Apple Vision Pro Sales Stalling
The Apple Vision Pro arrived in Australia in July with a hefty retail price tag starting from A$5,999. Like many of the other markets where it has launched, here too it has largely failed miserably to attract consumer attention.
The Vision Pro is struggling to attract major software-makers to develop apps for the device. There has been a progressive slowdown in new apps coming to the Vision Pro each month.
Only 10 apps were introduced to the Vision App Store in September, down from the hundreds released in the first two months of the device’s launch, according to analytics firm Appfigures.
Appfigures has counted around 1,770 apps available for the Vision Pro in the App Store as of September. Only 34 per cent of those apps are believed to be built specifically for the Vision Pro, while the rest are versions of existing Apple apps that have additional Vision Pro functionality.
Apple, meanwhile, said in August that there are more than 2,500 apps built for the Vision Pro.
For comparison, other Apple products had tens of thousands of apps built for them within months of their launch. Nearly a year after the 2008 launch of the App Store for the iPhone, Apple said it had 50,000 apps. The Apple Watch, meanwhile, had 10,000 apps around five months after its debut.
The company doesn’t disclosed sales figures for the Vision Pro, but analysts have shared some insights.
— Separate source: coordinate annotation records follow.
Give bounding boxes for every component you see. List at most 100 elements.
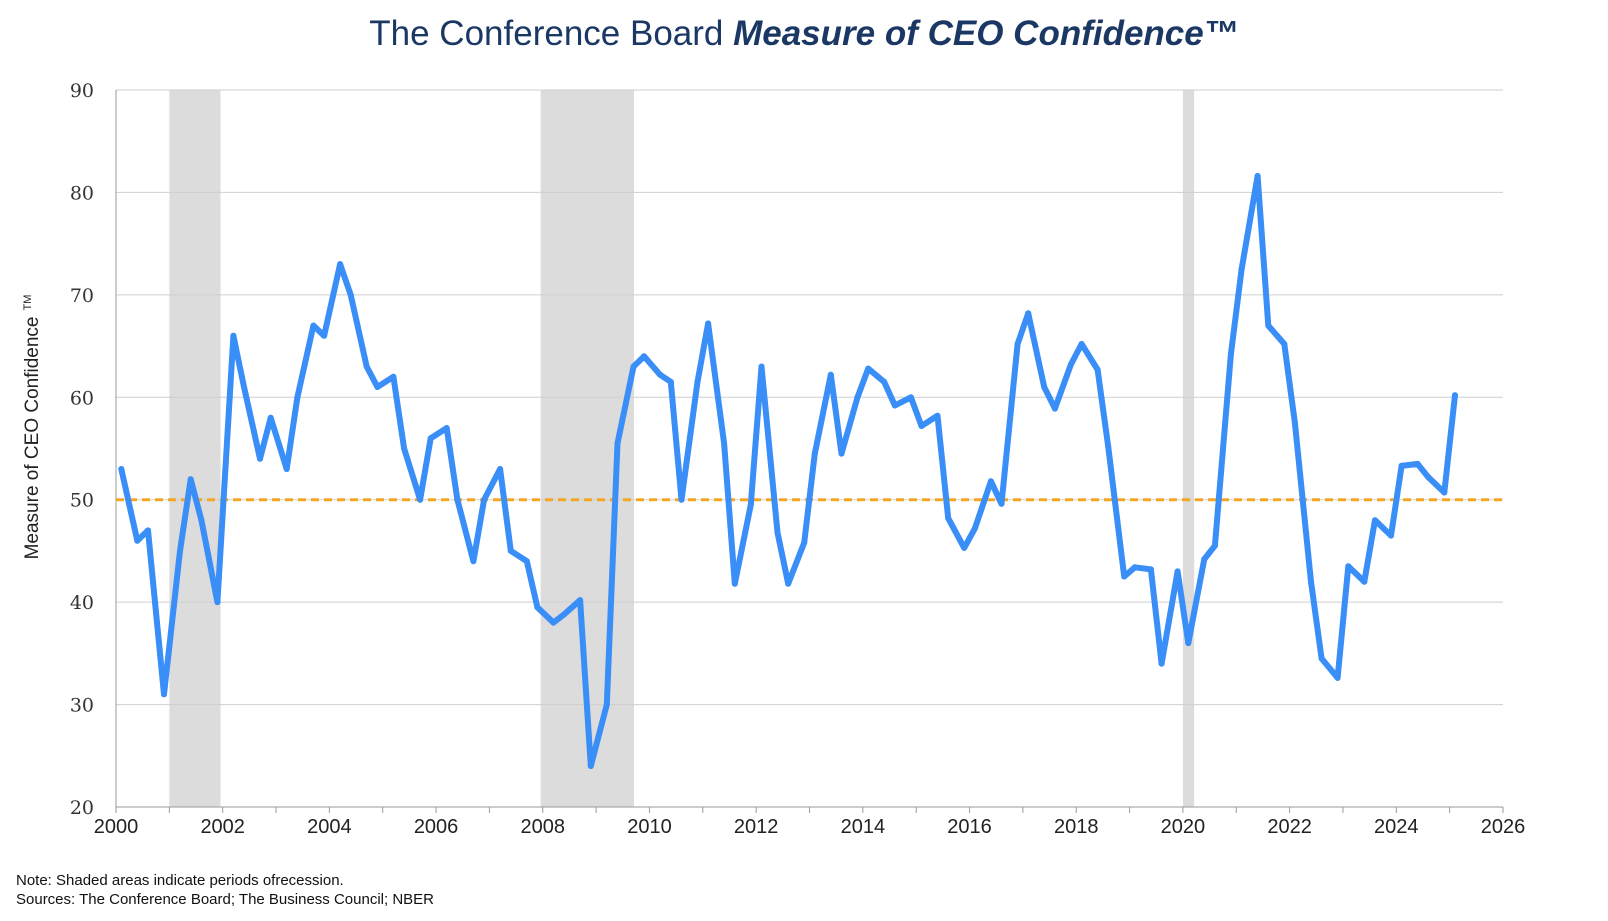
x-tick-label-2018: 2018 <box>1054 816 1099 838</box>
data-point-17 <box>337 261 344 268</box>
data-point-42 <box>667 378 674 385</box>
y-tick-label-90: 90 <box>70 80 94 102</box>
data-point-5 <box>177 547 183 554</box>
note-text: Note: Shaded areas indicate periods ofre… <box>16 872 344 889</box>
data-point-72 <box>1067 361 1074 368</box>
data-point-47 <box>731 580 738 587</box>
data-point-65 <box>971 525 978 532</box>
sources-text: Sources: The Conference Board; The Busin… <box>16 891 434 908</box>
data-point-63 <box>945 515 952 522</box>
data-point-6 <box>187 476 194 483</box>
data-point-91 <box>1318 655 1325 662</box>
data-point-12 <box>267 414 274 421</box>
recession-band-3 <box>1182 90 1195 807</box>
y-tick-label-30: 30 <box>70 695 94 717</box>
data-point-78 <box>1147 566 1154 573</box>
data-point-49 <box>758 363 765 370</box>
y-tick-label-20: 20 <box>70 797 94 819</box>
data-point-32 <box>534 604 541 611</box>
chart-title: The Conference Board Measure of CEO Conf… <box>0 14 1608 54</box>
data-point-33 <box>550 619 557 626</box>
data-point-8 <box>214 599 221 606</box>
data-point-84 <box>1227 351 1234 358</box>
data-point-88 <box>1281 341 1288 347</box>
data-point-25 <box>443 425 450 431</box>
data-point-30 <box>507 547 514 554</box>
data-point-51 <box>785 580 792 587</box>
data-point-39 <box>630 363 637 370</box>
x-tick-label-2020: 2020 <box>1161 816 1206 838</box>
data-point-48 <box>747 501 754 508</box>
data-point-100 <box>1441 489 1448 496</box>
data-point-94 <box>1361 578 1368 585</box>
y-tick-label-60: 60 <box>70 387 94 409</box>
data-point-55 <box>838 450 845 457</box>
x-tick-label-2012: 2012 <box>734 816 779 838</box>
data-point-81 <box>1185 640 1192 647</box>
data-point-1 <box>118 466 125 472</box>
recession-band-1 <box>169 90 221 807</box>
y-tick-label-80: 80 <box>70 182 94 204</box>
data-point-27 <box>470 558 477 565</box>
data-point-50 <box>774 529 781 536</box>
data-point-60 <box>907 394 914 401</box>
data-point-24 <box>427 435 434 442</box>
data-point-21 <box>390 373 397 380</box>
data-point-96 <box>1388 532 1394 539</box>
data-point-38 <box>614 440 621 447</box>
data-point-90 <box>1308 578 1314 585</box>
data-point-69 <box>1025 310 1032 317</box>
series-line-1 <box>118 173 1458 769</box>
data-point-37 <box>603 701 610 708</box>
data-point-41 <box>657 371 664 378</box>
data-point-71 <box>1051 405 1058 412</box>
data-point-98 <box>1414 460 1421 467</box>
data-point-76 <box>1121 573 1128 580</box>
data-point-73 <box>1078 341 1085 347</box>
data-point-40 <box>641 353 648 360</box>
data-point-59 <box>891 402 898 409</box>
data-point-14 <box>294 394 301 401</box>
data-point-20 <box>374 384 381 390</box>
data-point-85 <box>1238 266 1245 273</box>
data-point-97 <box>1398 462 1405 469</box>
data-point-19 <box>363 363 370 370</box>
data-point-36 <box>587 763 594 769</box>
data-point-52 <box>801 539 808 546</box>
data-point-4 <box>161 691 167 698</box>
data-point-62 <box>934 412 941 419</box>
data-point-2 <box>134 537 141 544</box>
y-tick-label-70: 70 <box>70 285 94 307</box>
data-point-80 <box>1174 568 1181 575</box>
data-point-61 <box>918 423 925 429</box>
data-point-43 <box>678 496 685 503</box>
data-point-83 <box>1211 542 1218 549</box>
data-point-87 <box>1265 322 1272 329</box>
data-point-56 <box>854 394 861 401</box>
data-point-16 <box>321 332 328 339</box>
data-point-34 <box>561 611 568 618</box>
data-point-31 <box>523 558 530 565</box>
data-point-79 <box>1158 660 1165 667</box>
data-point-23 <box>417 496 424 503</box>
x-tick-label-2026: 2026 <box>1481 816 1526 838</box>
data-point-18 <box>347 291 354 298</box>
data-point-10 <box>241 384 247 390</box>
data-point-15 <box>310 322 317 329</box>
data-point-58 <box>881 378 888 385</box>
data-point-26 <box>454 496 461 503</box>
data-point-99 <box>1425 474 1432 481</box>
data-point-70 <box>1041 384 1048 390</box>
x-tick-label-2002: 2002 <box>200 816 245 838</box>
chart-title-plain: The Conference Board <box>369 14 734 53</box>
data-point-93 <box>1345 563 1352 570</box>
data-point-35 <box>577 597 584 604</box>
data-point-66 <box>987 478 994 485</box>
data-point-11 <box>257 455 263 462</box>
x-tick-label-2024: 2024 <box>1374 816 1419 838</box>
data-point-82 <box>1201 556 1208 563</box>
data-point-22 <box>401 445 408 452</box>
recession-shading-group <box>169 90 1195 807</box>
data-point-44 <box>694 378 701 385</box>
Apple cut its first year Vision Pro shipments to between 400,000 and 450,000, down from between 700,000 and 800,000 units, according to supply chain analyst Ming-Chi Kuo in April, reported the Wall Street Journal.
In the second quarter this year, Vision Pro sales plunged 80 per cent from the first quarter, according to Counterpoint Research.
Also, a large number of initial buyers reportedly returned the device within the two-week window that Apple allows for a full refund, found the research firm.
While Apple is floundering with its headset, Meta seems to have found a rhythm with its AR/VR gear. Last month, it announced the Quest 3S headset – now available in Australia at a starting price of A$499.99 – which is thousands of dollars less than Apple’s offering.
Recently, as ChannelNews reported, Meta also showed off its AR glasses prototype Orion that weighs less than 100 grams, has a wide field of view, and sharp holographic displays. The display doesn’t use passthrough — what the wearer sees is the real physical world with holograms overlaid onto it.